Al tiempo que estudia cuanto cae en sus manos, Agustín se siente subyugado por los libros de astrología. Aunque el cristianismo era la religión principal del imperio, las “ciencias ocultas” estaban de moda por todas partes. Terminados en 373 sus estudios superiores en Cartago, Agustín regresa a Tagaste, donde enseñó gramática un año, hasta 374. Su madre descubre, desilusionada, que su hijo está muy vinculado a los maniqueos. De 374 a 383 fue profesor de retórica en Cartago y escribió Sobre lo bello y apto, obra de que no disponemos.

Un buen día, sin prevenir a nadie y tratando a toda costa de que su madre no sospechara nada del viaje, Agustín se embarca hacia Italia, donde iba a encontrar la solución a sus problemas intelectuales y una respuesta satisfactoria a sus dudas religiosas.

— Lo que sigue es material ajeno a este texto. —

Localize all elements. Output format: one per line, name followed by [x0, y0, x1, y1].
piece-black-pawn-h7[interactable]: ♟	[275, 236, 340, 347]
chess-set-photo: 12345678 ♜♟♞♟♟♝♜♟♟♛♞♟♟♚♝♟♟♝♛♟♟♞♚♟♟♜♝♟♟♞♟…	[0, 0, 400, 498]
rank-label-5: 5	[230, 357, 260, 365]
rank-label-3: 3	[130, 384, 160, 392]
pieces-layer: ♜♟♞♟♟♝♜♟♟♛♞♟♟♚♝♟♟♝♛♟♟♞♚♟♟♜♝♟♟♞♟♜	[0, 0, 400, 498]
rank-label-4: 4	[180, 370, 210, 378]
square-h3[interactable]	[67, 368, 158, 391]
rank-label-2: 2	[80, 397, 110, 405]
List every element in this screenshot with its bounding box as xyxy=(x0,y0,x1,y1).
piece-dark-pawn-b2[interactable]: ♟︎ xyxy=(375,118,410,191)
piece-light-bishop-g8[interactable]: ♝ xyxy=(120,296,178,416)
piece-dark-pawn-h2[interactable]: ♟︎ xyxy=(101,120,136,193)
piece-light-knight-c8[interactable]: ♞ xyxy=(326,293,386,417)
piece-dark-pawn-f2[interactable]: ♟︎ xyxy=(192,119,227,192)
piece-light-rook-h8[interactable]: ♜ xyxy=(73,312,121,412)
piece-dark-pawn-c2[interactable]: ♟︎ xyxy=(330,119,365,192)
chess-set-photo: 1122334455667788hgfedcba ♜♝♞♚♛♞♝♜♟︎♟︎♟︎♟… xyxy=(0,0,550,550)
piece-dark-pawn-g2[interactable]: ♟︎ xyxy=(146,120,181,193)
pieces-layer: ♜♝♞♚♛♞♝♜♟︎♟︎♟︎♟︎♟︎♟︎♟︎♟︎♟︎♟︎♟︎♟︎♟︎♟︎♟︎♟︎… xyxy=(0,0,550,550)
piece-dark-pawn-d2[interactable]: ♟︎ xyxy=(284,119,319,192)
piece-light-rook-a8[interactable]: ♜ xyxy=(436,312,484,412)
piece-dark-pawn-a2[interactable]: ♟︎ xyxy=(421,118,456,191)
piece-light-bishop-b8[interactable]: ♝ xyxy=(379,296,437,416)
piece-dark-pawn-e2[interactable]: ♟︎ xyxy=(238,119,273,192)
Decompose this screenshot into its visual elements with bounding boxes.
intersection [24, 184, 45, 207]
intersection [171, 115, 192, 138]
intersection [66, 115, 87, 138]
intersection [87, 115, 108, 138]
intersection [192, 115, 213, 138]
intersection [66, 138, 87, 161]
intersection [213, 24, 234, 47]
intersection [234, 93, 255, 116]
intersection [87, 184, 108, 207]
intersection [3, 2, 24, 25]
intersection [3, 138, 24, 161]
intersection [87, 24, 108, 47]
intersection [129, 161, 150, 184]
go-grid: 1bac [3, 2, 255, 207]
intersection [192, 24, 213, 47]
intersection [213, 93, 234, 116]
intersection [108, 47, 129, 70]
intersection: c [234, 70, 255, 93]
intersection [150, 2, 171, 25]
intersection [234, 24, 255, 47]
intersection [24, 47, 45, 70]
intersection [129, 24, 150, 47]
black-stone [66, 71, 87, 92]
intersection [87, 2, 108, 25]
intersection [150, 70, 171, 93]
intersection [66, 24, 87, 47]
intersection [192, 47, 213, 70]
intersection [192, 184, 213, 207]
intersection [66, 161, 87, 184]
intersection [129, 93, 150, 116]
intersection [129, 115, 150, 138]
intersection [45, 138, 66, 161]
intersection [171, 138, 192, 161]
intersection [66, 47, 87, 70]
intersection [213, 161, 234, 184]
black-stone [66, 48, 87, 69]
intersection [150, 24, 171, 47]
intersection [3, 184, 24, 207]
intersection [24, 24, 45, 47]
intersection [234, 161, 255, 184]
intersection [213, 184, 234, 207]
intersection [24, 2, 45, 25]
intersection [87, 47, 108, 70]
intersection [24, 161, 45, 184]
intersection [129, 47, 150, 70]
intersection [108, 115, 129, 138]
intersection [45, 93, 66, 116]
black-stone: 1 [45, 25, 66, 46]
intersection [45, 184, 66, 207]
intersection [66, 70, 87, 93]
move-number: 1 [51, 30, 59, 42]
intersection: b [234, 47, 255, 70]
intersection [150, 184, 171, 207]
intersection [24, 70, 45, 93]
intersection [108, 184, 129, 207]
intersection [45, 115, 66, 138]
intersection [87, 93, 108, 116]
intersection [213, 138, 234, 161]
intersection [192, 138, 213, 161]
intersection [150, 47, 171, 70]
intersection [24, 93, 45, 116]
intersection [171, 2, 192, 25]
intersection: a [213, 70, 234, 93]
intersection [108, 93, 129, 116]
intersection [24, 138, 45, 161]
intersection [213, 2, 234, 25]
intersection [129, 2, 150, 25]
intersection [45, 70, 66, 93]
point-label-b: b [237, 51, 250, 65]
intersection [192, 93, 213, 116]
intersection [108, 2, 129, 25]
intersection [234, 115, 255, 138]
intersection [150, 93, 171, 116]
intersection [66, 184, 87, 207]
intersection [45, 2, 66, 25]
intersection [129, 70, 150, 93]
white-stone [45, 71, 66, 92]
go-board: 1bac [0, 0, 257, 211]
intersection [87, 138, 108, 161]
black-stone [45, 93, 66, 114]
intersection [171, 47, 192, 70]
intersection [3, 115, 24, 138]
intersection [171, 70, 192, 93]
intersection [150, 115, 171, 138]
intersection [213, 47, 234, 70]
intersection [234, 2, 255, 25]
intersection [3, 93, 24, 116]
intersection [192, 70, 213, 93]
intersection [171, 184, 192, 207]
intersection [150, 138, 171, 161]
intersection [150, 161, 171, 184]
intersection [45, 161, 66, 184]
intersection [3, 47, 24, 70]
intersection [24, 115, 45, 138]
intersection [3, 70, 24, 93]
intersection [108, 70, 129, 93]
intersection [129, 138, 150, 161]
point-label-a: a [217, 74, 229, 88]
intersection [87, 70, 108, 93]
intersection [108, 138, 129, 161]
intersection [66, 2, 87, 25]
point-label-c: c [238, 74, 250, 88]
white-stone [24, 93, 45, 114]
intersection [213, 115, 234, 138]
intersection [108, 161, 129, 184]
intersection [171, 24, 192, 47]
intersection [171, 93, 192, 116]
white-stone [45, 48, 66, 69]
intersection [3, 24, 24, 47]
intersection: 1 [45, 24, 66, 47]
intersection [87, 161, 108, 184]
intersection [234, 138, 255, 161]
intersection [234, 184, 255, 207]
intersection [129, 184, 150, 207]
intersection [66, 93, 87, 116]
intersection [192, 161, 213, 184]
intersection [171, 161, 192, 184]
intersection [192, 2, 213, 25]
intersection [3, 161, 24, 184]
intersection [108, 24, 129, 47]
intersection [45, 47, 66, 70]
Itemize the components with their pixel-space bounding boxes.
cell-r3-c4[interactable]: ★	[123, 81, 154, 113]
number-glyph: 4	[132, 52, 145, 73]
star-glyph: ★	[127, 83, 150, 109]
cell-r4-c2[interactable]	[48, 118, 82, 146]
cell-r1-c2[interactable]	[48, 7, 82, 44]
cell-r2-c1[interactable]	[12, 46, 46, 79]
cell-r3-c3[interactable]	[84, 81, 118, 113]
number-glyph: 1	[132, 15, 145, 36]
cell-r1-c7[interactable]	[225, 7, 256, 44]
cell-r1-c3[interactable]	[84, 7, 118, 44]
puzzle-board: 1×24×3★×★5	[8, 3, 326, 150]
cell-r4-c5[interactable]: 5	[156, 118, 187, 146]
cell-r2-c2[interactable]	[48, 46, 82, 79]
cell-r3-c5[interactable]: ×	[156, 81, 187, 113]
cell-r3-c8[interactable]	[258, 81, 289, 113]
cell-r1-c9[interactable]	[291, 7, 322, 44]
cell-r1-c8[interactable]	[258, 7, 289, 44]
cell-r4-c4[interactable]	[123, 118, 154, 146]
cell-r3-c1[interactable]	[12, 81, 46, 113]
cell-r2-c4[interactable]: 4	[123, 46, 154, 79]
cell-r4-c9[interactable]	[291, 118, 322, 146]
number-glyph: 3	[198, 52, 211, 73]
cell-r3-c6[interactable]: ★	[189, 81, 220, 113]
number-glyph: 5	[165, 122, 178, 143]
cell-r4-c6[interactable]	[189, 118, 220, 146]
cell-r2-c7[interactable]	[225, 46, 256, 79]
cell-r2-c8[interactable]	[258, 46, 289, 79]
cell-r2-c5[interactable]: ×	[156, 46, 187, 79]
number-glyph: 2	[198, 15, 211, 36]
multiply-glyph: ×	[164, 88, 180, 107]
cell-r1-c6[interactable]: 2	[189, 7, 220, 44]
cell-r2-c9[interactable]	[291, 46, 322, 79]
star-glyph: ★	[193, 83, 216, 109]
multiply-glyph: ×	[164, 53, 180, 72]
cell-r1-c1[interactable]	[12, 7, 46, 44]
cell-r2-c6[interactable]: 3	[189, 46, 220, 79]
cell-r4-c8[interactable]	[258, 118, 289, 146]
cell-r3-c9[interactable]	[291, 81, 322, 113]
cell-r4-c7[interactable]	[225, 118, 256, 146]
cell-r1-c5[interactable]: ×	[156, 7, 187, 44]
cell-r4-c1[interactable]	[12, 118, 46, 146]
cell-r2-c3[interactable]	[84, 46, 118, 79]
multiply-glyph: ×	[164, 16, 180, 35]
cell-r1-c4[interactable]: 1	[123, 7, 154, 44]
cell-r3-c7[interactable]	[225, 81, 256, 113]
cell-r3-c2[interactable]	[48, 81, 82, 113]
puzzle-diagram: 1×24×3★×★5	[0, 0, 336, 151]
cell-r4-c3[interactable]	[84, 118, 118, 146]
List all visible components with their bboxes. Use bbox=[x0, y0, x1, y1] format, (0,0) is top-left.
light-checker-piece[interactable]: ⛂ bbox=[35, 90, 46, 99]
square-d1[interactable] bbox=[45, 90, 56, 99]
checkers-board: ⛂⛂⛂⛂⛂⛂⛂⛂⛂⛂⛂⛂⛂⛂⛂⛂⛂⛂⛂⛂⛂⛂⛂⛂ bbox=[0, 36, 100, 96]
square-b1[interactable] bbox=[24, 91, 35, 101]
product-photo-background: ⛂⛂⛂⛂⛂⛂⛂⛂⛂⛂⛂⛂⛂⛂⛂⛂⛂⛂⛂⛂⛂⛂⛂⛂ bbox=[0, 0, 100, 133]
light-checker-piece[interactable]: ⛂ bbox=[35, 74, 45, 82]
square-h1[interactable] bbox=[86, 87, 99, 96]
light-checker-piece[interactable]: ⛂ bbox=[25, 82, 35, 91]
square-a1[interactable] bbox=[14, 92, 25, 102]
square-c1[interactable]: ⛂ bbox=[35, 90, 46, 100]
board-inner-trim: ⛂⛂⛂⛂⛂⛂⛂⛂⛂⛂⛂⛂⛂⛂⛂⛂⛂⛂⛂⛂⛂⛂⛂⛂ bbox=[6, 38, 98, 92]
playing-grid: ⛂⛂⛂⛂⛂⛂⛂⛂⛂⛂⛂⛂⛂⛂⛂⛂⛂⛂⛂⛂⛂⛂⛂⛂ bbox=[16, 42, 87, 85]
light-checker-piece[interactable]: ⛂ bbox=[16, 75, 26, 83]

En Roma enseñó entre 383 y 384. Un día se entera de que en Milán están buscando un profesor de retórica.

Cuando Agustín llegó a Milán en 384, ya no creía en las doctrinas maniqueas, aunque tampoco estaba cerca del cristianismo. Las críticas de los maniqueos contra la Biblia le parecían irrefutables. Agustín va a librar la batalla decisiva, en que la gracia de Dios saldrá victoriosa.

Los sermones de Ambrosio, obispo de la ciudad, los relatos de Simpliciano, presbítero milanés muy cultivado intelectualmente, y el ejemplo de los compañeros de su amigo Ponticiano han ido calando muy profundamente en el corazón de Agustín. En 385 Mónica llega a Milán. Durante la primavera de 386 lee algunos “libros de los platónicos” y en julio escritos de san Pablo.

En agosto de 386 encuentra en casa el volumen de las Cartas de san Pablo, abre el libro y las primeras frases que saltan a sus ojos son éstas:

«No en comilonas ni en embriagueces,
no en lechos ni en liviandades,
no en contiendas ni en emulaciones,
sino revestíos de nuestro Señor Jesucristo
y no cuidéis de la carne con demasiados deseos». Rm 13, 13.

Agustín no quiso leer más. Aquellas palabras de San Pablo fueron las que, de una vez para siempre, “como si una gran luz de seguridad se hubiera infundido en su corazón, hicieron que desaparecieran para siempre todas las tinieblas de sus dudas”.

Agustín, que cumplirá 32 años en noviembre, acaba de vivir el día más importante de su vida. Antes de su conversión, había pensado fundar una especie de fraternidad en vida común con algunos amigos y discípulos, deseosos, como él, de profundizar en las cuestiones fundamentales de la filosofía. Una vez convertido, Agustín lleva a cabo aquella idea, pero inspirada ahora en la primera comunidad cristiana de Jerusalén.